«Para lá das Colinas» existe uma obra-prima!
Nos últimos anos, temos assistido a uma nova vaga de cineastas romenos que, de certa forma, contagiam a cinematografia mundial com o seu estilo severo e um tom realista cruzado com uma manifestação artística digna dos palcos teatrais: a mise-en-scène intimista. Esta ascensão de autores tem sido comparada a um fenómeno ocorrido em França nos anos 60 – falo, obviamente, da Nouvelle Vague –, uma elite de realizadores irreverentes que emergiram das sombras e desafiaram as mais variadas componentes do cinema mainstream e da produção de estúdio. Contudo, ainda que a Roménia não tenha exercido o mesmo impacto em termos de influências, só o tempo o dirá. Certo é que o cinema produzido naquele país tem sido distinguido pelo mundo inteiro, precisamente pelas suas características, que emanam o íntimo de uma nação ainda escondida entre as trevas.
Narrativamente rígido, o cinema romeno – como é o caso deste “Beyond the Hills” (“Para lá das Colinas”), de Cristian Mungiu – contrasta com o realismo norte-americano. O espectador está por sua conta, ditando julgamentos ou acompanhando o enredo sem que a obra ceda ao facilitismo, ofereça explicações ou manifeste compaixão pelas suas personagens. É um mundo cinematográfico cruel, sem piedade nem clemência para com o público.
Cristian Mungiu, que há alguns anos apresentara o drama de duas jovens confrontadas com as ilegalidades do aborto no premiado “4 Months, 3 Weeks, 2 Days” (2007), mantém-se fiel à sua abordagem severa em “Beyond the Hills”. Nesta nova incursão cinematográfica, convida-nos a mergulhar ainda mais fundo nas trevas que assolam um país cinzento, frágilmente intrínseco e ausente, traçando um debate parcial sobre a disputa entre Religião e Medicina, sem jamais pender para um dos lados.

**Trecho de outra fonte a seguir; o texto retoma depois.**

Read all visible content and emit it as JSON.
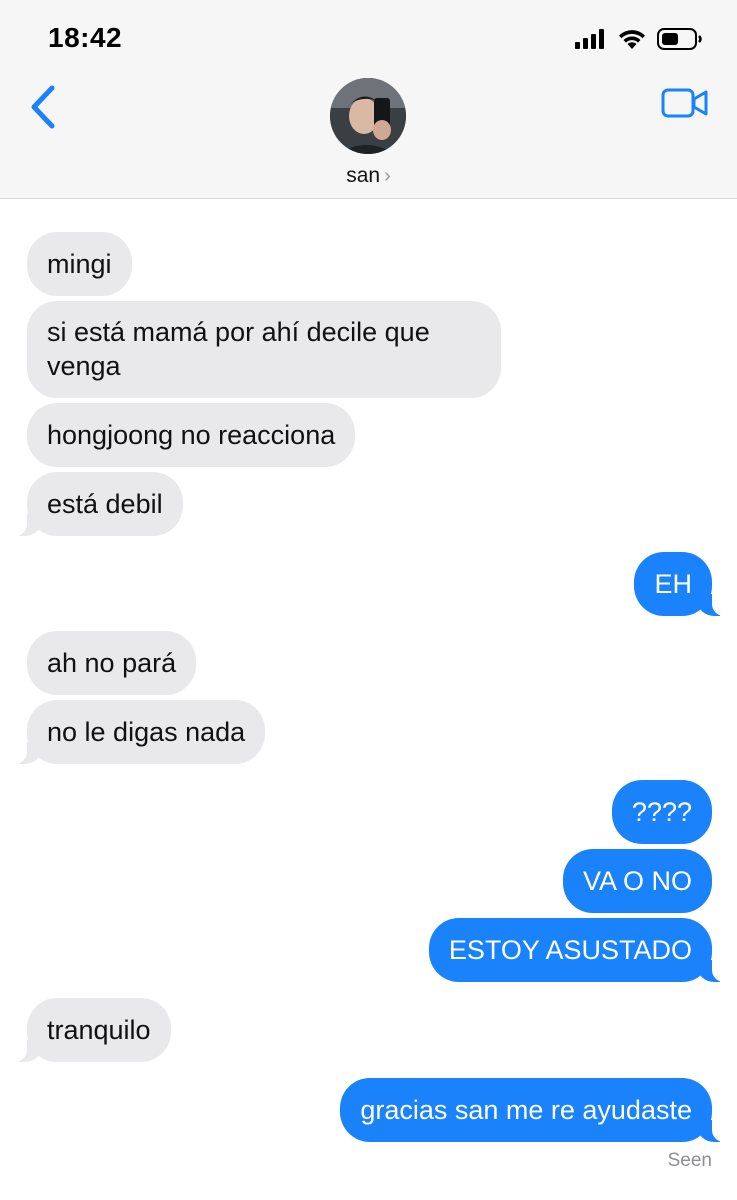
{
  "status_bar": {
    "time": "18:42",
    "battery_icon": "battery-icon",
    "wifi_icon": "wifi-icon",
    "signal_icon": "signal-icon"
  },
  "header": {
    "contact_name": "san",
    "chevron": "›",
    "back_icon": "chevron-left-icon",
    "video_icon": "video-camera-icon"
  },
  "colors": {
    "accent": "#1a82fb",
    "incoming_bubble": "#e9e9eb",
    "header_bg": "#f6f6f7"
  },
  "messages": [
    {
      "direction": "incoming",
      "text": "mingi"
    },
    {
      "direction": "incoming",
      "text": "si está mamá por ahí decile que venga"
    },
    {
      "direction": "incoming",
      "text": "hongjoong no reacciona"
    },
    {
      "direction": "incoming",
      "text": "está debil"
    },
    {
      "direction": "outgoing",
      "text": "EH"
    },
    {
      "direction": "incoming",
      "text": "ah no pará"
    },
    {
      "direction": "incoming",
      "text": "no le digas nada"
    },
    {
      "direction": "outgoing",
      "text": "????"
    },
    {
      "direction": "outgoing",
      "text": "VA O NO"
    },
    {
      "direction": "outgoing",
      "text": "ESTOY ASUSTADO"
    },
    {
      "direction": "incoming",
      "text": "tranquilo"
    },
    {
      "direction": "outgoing",
      "text": "gracias san me re ayudaste"
    }
  ],
  "read_receipt": "Seen"
}
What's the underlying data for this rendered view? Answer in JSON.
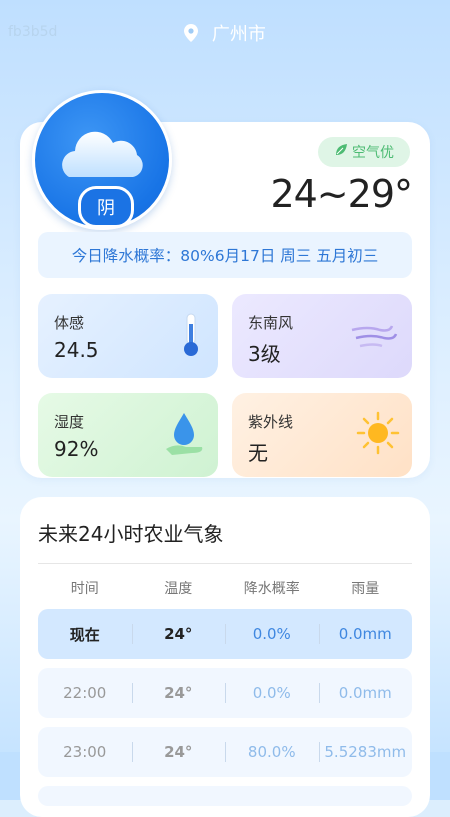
{
  "watermark": "fb3b5d",
  "location": {
    "city": "广州市"
  },
  "current": {
    "condition": "阴",
    "air_quality": "空气优",
    "temp_range": "24~29°",
    "precip_line": "今日降水概率：80%6月17日 周三 五月初三"
  },
  "tiles": {
    "feel": {
      "label": "体感",
      "value": "24.5",
      "icon": "thermometer-icon"
    },
    "wind": {
      "label": "东南风",
      "value": "3级",
      "icon": "wind-icon"
    },
    "humidity": {
      "label": "湿度",
      "value": "92%",
      "icon": "water-drop-icon"
    },
    "uv": {
      "label": "紫外线",
      "value": "无",
      "icon": "sun-icon"
    }
  },
  "forecast": {
    "title": "未来24小时农业气象",
    "headers": [
      "时间",
      "温度",
      "降水概率",
      "雨量"
    ],
    "rows": [
      {
        "time": "现在",
        "temp": "24°",
        "precip": "0.0%",
        "rain": "0.0mm"
      },
      {
        "time": "22:00",
        "temp": "24°",
        "precip": "0.0%",
        "rain": "0.0mm"
      },
      {
        "time": "23:00",
        "temp": "24°",
        "precip": "80.0%",
        "rain": "5.5283mm"
      }
    ]
  },
  "colors": {
    "accent": "#1874e6",
    "precip_text": "#2e77d6",
    "air_good": "#4dbb73"
  }
}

Mungiu leva-nos ao reencontro de duas amigas que cresceram juntas num orfanato. Alina (Cristina Flutur) regressa à Roménia após anos de trabalho na Alemanha e pede abrigo a Voichita (Cosmina Stratan), agora freira num convento ortodoxo. A jovem é recebida com frieza pelas outras religiosas e, sobretudo, pelo sacerdote. Voichita tenta protegê-la, mas os seus esforços revelam-se vãos face ao julgamento alheio. A situação agrava-se quando Alina é diagnosticada com uma espécie de esquizofrenia e o hospital local se recusa a interná-la. Sem outro refúgio, vê-se forçada a permanecer no remoto convento, onde os seus ataques de histeria e violência se intensificam. A medicação é interrompida, a comunidade teme-na e o sacerdote decide exorcizá-la.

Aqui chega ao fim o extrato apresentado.